About Us

Our family of 6 (dad Adam, mom Sherry, big sister Abby and little brothers Isaac and Brady -- who was born on December 14, 2010) joined the ranks of pediatric cancer fighters when our 4-year old son Logan was diagnosed with a dangerous and highly malignant form of brain cancer in mid-August 2010. Logan's cancer journey began abruptly on Sunday, August 15, when his right eye suddenly turned inward during dinner. Twenty-four hours later, we were checking into Children's Hospital Oakland and finding out that life sometimes takes you places you'd never, ever imagine yourself going.

Saturday, May 9, 2015

Mother's Day

Part of me --the part I shove down deep so I can keep functioning in this world-- hates Mother's Day. There. I said it. Part of me hates Mother's Day.

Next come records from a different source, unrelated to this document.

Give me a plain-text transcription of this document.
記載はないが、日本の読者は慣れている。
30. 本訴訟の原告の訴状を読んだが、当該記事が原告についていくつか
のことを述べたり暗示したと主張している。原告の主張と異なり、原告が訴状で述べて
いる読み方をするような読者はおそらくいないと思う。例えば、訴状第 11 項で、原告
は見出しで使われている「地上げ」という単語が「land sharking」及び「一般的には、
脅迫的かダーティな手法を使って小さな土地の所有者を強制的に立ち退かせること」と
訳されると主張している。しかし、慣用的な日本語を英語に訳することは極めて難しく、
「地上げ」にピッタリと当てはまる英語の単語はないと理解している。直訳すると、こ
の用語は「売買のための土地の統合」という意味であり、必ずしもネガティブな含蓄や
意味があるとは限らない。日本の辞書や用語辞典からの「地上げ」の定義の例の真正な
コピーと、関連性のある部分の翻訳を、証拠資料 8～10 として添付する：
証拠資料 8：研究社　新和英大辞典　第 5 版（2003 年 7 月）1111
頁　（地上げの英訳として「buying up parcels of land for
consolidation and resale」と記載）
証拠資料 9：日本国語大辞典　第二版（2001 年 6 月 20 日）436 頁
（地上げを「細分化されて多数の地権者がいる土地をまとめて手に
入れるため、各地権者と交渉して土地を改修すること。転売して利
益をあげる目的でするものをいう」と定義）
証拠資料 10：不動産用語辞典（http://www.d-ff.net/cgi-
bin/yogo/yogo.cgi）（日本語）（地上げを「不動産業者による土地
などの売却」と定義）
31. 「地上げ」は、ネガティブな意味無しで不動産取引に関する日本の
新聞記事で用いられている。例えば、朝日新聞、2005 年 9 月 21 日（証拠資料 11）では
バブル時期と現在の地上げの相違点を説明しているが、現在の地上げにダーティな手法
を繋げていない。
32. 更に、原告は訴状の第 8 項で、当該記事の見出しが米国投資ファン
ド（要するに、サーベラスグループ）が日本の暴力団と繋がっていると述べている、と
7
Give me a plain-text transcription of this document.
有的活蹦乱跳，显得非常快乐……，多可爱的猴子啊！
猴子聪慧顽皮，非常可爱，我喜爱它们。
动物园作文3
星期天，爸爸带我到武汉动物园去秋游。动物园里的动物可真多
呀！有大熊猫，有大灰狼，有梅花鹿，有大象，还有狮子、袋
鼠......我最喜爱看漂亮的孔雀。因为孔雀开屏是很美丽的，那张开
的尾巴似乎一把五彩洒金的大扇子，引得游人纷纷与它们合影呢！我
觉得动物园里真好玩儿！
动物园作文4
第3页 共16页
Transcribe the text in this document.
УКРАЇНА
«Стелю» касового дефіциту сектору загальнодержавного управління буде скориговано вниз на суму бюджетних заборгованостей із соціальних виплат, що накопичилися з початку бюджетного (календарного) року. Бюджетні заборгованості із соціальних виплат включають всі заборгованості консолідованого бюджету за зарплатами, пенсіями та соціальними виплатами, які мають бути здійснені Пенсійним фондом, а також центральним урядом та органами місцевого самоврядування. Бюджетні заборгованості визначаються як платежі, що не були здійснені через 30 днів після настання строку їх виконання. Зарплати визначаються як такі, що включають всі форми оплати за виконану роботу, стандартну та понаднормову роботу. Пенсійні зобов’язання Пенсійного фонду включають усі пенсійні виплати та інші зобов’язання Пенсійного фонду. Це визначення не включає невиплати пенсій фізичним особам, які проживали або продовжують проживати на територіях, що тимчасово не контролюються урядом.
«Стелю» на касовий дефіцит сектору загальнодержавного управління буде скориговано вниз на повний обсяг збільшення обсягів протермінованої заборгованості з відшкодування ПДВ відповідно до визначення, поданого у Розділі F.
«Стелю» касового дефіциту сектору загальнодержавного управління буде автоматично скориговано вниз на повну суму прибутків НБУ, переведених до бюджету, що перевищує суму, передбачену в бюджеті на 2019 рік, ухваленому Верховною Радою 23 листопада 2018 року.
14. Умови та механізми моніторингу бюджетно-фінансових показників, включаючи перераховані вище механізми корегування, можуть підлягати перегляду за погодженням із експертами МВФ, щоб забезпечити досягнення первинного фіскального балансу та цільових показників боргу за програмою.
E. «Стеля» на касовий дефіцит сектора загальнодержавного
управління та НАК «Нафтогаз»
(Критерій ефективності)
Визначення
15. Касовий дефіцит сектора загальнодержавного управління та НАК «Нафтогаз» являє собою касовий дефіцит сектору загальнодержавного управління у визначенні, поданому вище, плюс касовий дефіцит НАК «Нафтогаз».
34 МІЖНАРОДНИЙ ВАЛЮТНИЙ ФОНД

There are so many ways to criticize that statement, I know. I'm sure you thought of one just now. You might've blurted out but it's such a blessing to be able to have babies. So many women can't. And you would be right. Perhaps you felt a compulsion to remind me that I'm fortunate to have produced not just one but four babies. Not everyone is so fortunate. And you'd be right about that, too. You may've wanted to tell me that I'm just so lucky that I have three healthy kids here with me. Also true.

But nothing takes away the sting of not having my Sunshine here. Like the shepherd, my heart still looks for him and laments his absence.

Most days, I can keep going because I have to. I have places to go. Tasks to accomplish. Most days, I can smile and tell you --with great genuineness in my heart-- that I keep going because I need to keep living for everyone else. It's not as if me being sad will help anyone, after all.

But not on Mother's Day, the 24 hours devoted to motherhood. I can't hide from my pain on Mother's Day. Despite my best efforts, it comes bubbling to the surface to remind me of what I've lost. There are no hugs, no kisses, no handmade cards, no affectionate notes from Logan. If I close my eyes and block out the sounds of the world, I can still hear him. Feel him. Smell him. But it's not the same. It'll never be the same.

It just hurts. There's no poetic way to say it.

Truth be told, all I want to do on Mother's Day is hide away at home. I just want to be away from other people, alone with my compact little family. Because for me, it's not just a day of celebration: it's a day of remembering. And grieving an amazing thing that I once had.

I don't think I'm alone in feeling that way.

It's not that it can't or won't be a good day. It's just a different kind of day for me. A day when I want space that I probably won't be given to reflect on something I wish to the good Lord I didn't have to think about at all. Of course, it's just a day. And then it'll be over.